Hence, President Bush’s hardening of tone toward Israel is unlikely to play a key role in the preservation of the coalition, which is not in immediate danger, but which would probably collapse if extensive concessions came onto the agenda.

Conclusion

It now appears likely that President Bush’s changed tone formed an aspect of a wider strategy for keeping solid the coalition of pro-western states vis-à-vis the Iranian threat.  It will be interesting to note the tone of other key western states in the weeks to come, since this may form an aspect of a wider strategy.

The President’s changed tone notwithstanding, on the essential contours of both the desired outcome and the process between Israel and the Palestinians, his position is very close to that of the Government of Israel.  PM Olmert, in remarks to the Cabinet yesterday, made clear that Bush accepts the need for all sides to complete their commitments under the Roadmap before any agreement can be implemented.  He also noted that the President regards Palestinian obligations as applying to Gaza as well as to the West Bank.[xii] Thus, regardless of the notable shift in atmospherics in the recent Bush visit, no substantive pressure from the US on Israel is expected.


 

[i] President Bush’s letter to Prime Minister Ariel Sharon, 14 April 2004.  http://www.jewishvirtuallibrary.org/jsource/US-Israel/bushletter.html

[ii] Rory McCarthy, ‘Bush calls for an end to Israeli occupation,’ the Guardian, 11 January 2008.  http://www.guardian.co.uk/israel/Story/0,,2238955,00.html

[iii] See Gerald Steinberg, “The Bush visit and tensions in the US-Israeli relationship,” Jerusalem Center for Public Affairs, Vol. 7, no. 27, 7 January 2008.  http://www.jcpa.org/JCPA/Templates/ShowPage.asp?DRIT=1&DBID=1&LNGID=1&TMID=111&FID=376&PID=0&IID=2007&TTL=The_Bush_Visit_and_Tensions_in_the_U.S.-Israel_Relationship

[iv] Interview with Dr.
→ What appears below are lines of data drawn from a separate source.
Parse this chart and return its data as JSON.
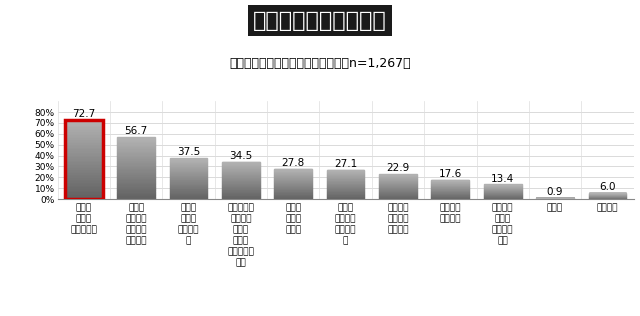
{
  "title": "テレワークのメリット",
  "subtitle": "回答者：テレワークをしている人（n=1,267）",
  "categories": [
    "通勤時\nのスト\nレスがない",
    "通勤時\n間を他の\nことに充\nてられる",
    "時間配\n分が自\n由にでき\nる",
    "リラックス\nしながら\n働ける\n（スト\nレスが少な\nい）",
    "余暇の\n時間が\n増える",
    "職場の\n雑用をし\nなくて良\nい",
    "家族と過\nごす時間\nが増える",
    "仕事に集\n中できる",
    "家事・育\n児の時\n間を増や\nせる",
    "その他",
    "特にない"
  ],
  "values": [
    72.7,
    56.7,
    37.5,
    34.5,
    27.8,
    27.1,
    22.9,
    17.6,
    13.4,
    0.9,
    6.0
  ],
  "bar_color_top": "#aaaaaa",
  "bar_color_bottom": "#555555",
  "first_bar_outline_color": "#cc0000",
  "background_color": "#ffffff",
  "ylim": [
    0,
    90
  ],
  "yticks": [
    0,
    10,
    20,
    30,
    40,
    50,
    60,
    70,
    80
  ],
  "title_bg_color": "#1a1a1a",
  "title_text_color": "#ffffff",
  "title_fontsize": 16,
  "subtitle_fontsize": 9,
  "value_fontsize": 7.5,
  "tick_fontsize": 6.5,
  "bar_width": 0.72
}
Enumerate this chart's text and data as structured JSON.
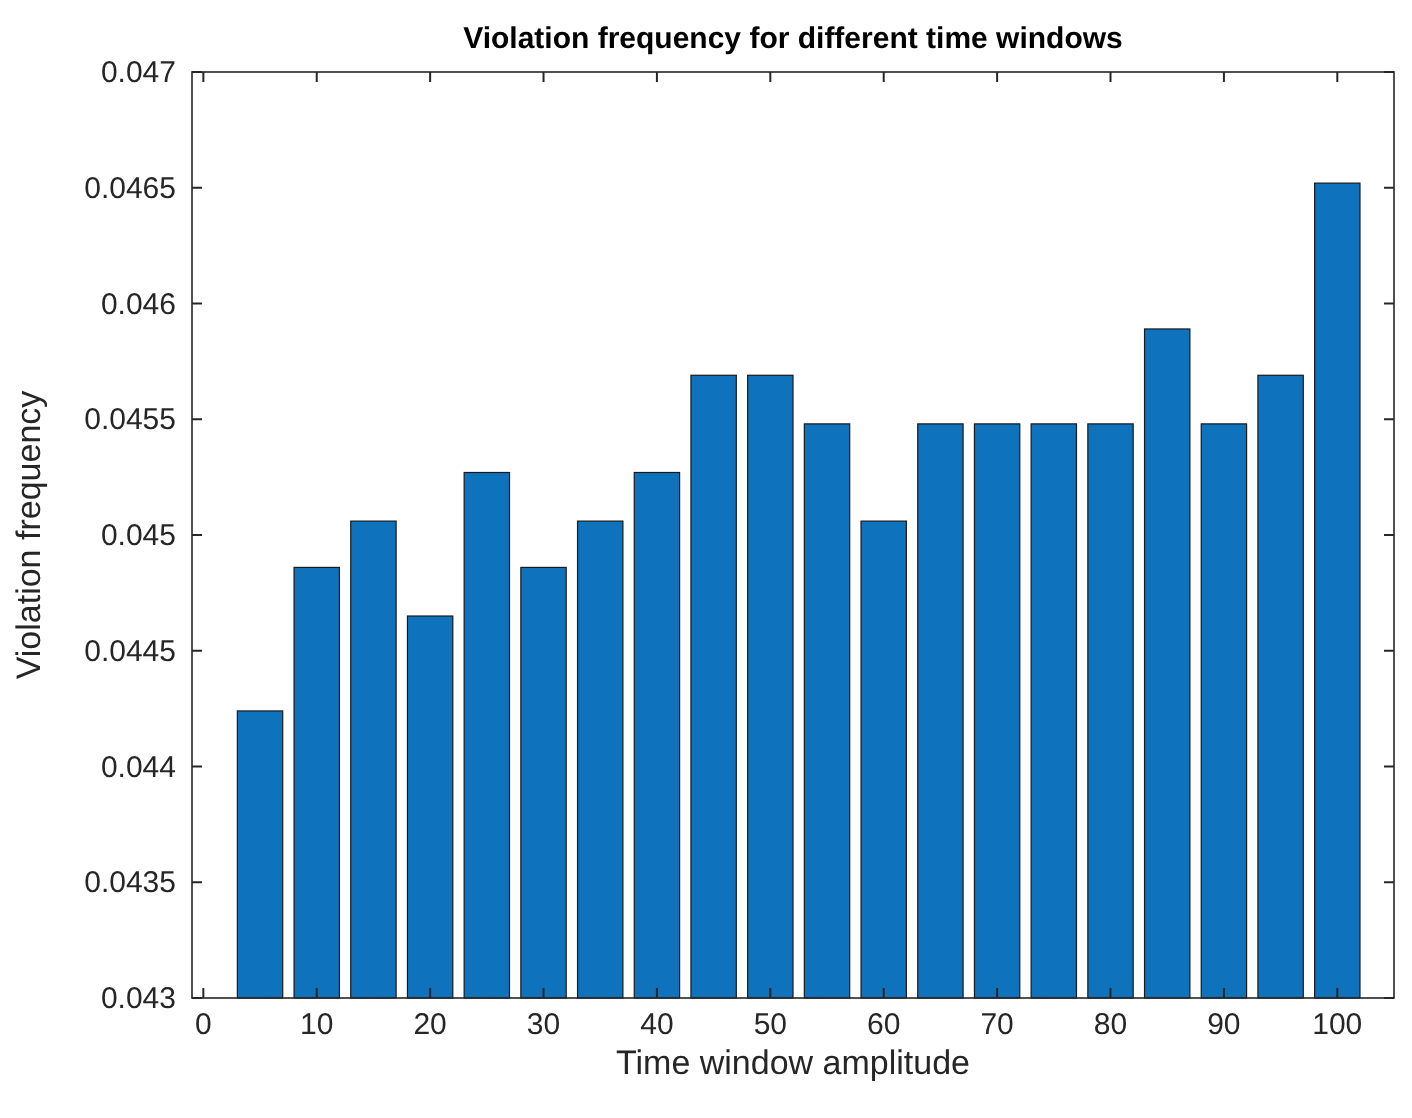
{
  "chart_data": {
    "type": "bar",
    "title": "Violation frequency for different time windows",
    "xlabel": "Time window amplitude",
    "ylabel": "Violation frequency",
    "x": [
      5,
      10,
      15,
      20,
      25,
      30,
      35,
      40,
      45,
      50,
      55,
      60,
      65,
      70,
      75,
      80,
      85,
      90,
      95,
      100
    ],
    "values": [
      0.04424,
      0.04486,
      0.04506,
      0.04465,
      0.04527,
      0.04486,
      0.04506,
      0.04527,
      0.04569,
      0.04569,
      0.04548,
      0.04506,
      0.04548,
      0.04548,
      0.04548,
      0.04548,
      0.04589,
      0.04548,
      0.04569,
      0.04652
    ],
    "color": "#0f72bd",
    "xlim": [
      -1,
      105
    ],
    "xticks": [
      0,
      10,
      20,
      30,
      40,
      50,
      60,
      70,
      80,
      90,
      100
    ],
    "ylim": [
      0.043,
      0.047
    ],
    "yticks": [
      0.043,
      0.0435,
      0.044,
      0.0445,
      0.045,
      0.0455,
      0.046,
      0.0465,
      0.047
    ],
    "grid": false
  }
}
Jonathan Rynhold, Senior Lecturer, Bar-Ilan University.

[v] Michael Hersh, ‘Bothersome Intel on Iran,’ Newsweek, January 2008, http://www.newsweek.com/id/91673

[vi] Interview with senior Israeli journalist.

[vii] Yossi Verter, ‘Who shall quit and who shall stay?’ Haaretz, 11 January 2008.

[viii] Ibid

[ix] Dahaf Poll, 11 January 2008.  http://www.imra.org.il/story.php3?id=37603

[x] Mazal Muallem, “Lieberman to tell PM he may quit over nature of talks with PA,” Haaretz, 13 January 2008.  http://www.haaretz.com/hasen/spages/944209.html

[xi] Gil Hoffman, ‘Olmert wants UTJ if Lieberman goes,’ Jerusalem Post, 14 January 2008. http://www.jpost.com/servlet/Satellite?cid=1199964915214&pagename=JPost%2FJPArticle%2FShowFull

[xii] PM Olmert: US position in coming year is highly significant, communicated by the PM’s Media Adviser, 13 January 2008.